Between Banff and Radium, in the Kootenay National Park, I found this young bear grazing on dandelions on a steep hillside at the forest’s edge. Probably three years old given the size but still impressive in appearance and bearing. I was happy to have a long lens to bring this one close.
This subspecies of the black bear has even earned its own formal name, Ursus americanus cinnamomum. They are beautiful animals no matter the color but it was great to see one that had such a distinctive rust hued coat. With the rain, the colors really saturated and created a sheen that worked at some angles but was a challenge at other ones.
On Sunday morning I went into West Bragg to look or wildlife along the backroads and a few trails. When I got to Wild Rose, there was a moose cow halfway up a driveway. I didn’t have a good angle but it was nice to watch it eating branches for a few minutes. While I was waiting to see if she would walk into a better position, another moose walked into another stand of branches that was much closer to me. About 20 meters away! She didn’t seem bothered by me so I set about photographing my new friend.
After about half an hour, her curiosity got the best of her as she walked out of the bushes, onto the driveway and walked towards me. I stepped back towards the rear of my car and she walked around the front.

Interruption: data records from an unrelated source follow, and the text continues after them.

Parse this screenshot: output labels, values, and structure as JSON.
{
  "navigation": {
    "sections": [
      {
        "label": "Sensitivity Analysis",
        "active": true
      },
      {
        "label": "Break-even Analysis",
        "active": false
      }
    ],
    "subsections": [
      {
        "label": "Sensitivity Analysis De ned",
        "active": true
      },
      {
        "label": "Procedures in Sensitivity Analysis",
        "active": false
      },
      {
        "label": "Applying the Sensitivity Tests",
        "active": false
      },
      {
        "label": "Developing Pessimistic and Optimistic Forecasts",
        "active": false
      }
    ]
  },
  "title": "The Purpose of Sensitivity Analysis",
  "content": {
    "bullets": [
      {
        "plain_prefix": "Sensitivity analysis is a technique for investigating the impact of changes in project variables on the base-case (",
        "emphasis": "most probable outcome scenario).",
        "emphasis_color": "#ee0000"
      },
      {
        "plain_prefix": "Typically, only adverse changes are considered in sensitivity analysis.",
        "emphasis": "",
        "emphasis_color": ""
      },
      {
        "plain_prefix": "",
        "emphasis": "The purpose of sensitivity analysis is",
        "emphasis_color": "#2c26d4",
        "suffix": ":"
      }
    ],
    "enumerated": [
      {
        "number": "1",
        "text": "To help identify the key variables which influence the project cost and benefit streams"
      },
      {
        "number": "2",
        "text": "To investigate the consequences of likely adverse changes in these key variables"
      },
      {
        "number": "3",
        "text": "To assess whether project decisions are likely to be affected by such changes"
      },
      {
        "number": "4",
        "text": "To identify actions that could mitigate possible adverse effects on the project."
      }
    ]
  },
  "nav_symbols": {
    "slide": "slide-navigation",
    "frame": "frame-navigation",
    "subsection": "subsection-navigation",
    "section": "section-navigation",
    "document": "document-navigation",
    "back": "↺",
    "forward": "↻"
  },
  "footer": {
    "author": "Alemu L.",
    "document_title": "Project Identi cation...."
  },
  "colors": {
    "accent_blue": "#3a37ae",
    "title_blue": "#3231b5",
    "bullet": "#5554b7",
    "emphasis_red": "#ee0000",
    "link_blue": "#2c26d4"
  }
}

She snacked on a small group of brambles right beside where I had parked my car for a couple of minutes and then retraced her path back up the driveway.
She stopped at a few branches as she walked up the rise and then laid down on the lawn in the snow.
I took this last picture before I left her to relax. I hope spring comes soon so that all of the wildlife get to forage on some greenery. I think this winter’s early start, cold spells and deep snow have taken a toll on their reserves.
We’re up in Banff for a few days and staying at the Douglas Fir Resort (nice place with an excellent waterslide for the kids) on Tunnel Mountain. We drove past a few elk (wapiti) cows near the lodge yesterday which served as good foreshadowing for this morning.
I went down to the Vermilion Lakes for a sunrise shoot and when I was out on the lake edge I noticed this bull elk laying down on the hill above me along the wildlife fence that runs along the highway corridor to prevent wildlife collisions. I carried on with my landscape shooting for almost an hour and when I returned to my car saw the bull had only moved a few meters along the ridge. I changed to a telephoto lens and climbed up the mountainside a fair distance away from him. I stayed in sight so he knew where I was and headed up the opposite direction from where his grazing was taking him along the ridge. I wasn’t sure if the elk would stick around or trot around the rocks. I was wading through some deep snow so it took a few minutes to get up but he hadn’t wandered away. I set up my tripod and then photographed the beautiful animal for about half an hour before I headed back down. He was eating the whole time and was not bothered by me (a true advantage of longer lenses) so his head was down low most of the time. He did raise his head up a few times, once in response to a train whistle, and I took a couple of those images. Really a great encounter – too bad a little sunlight couldn’t break through the morning cloudbank to bring some warm illumination to that coat – but no complaints.
Elk are members of the deer family which, in North America, includes moose, whitetails and mule deer. In sheer size, they aren’t the largest but as you can see with this buck their antlers can be incredible. This fellow is young and skinny. I think the winter has been hard on many animals this year with the cold and the deep snow burning a lot of calories that are hard to come by. A very good reason to look forward to spring.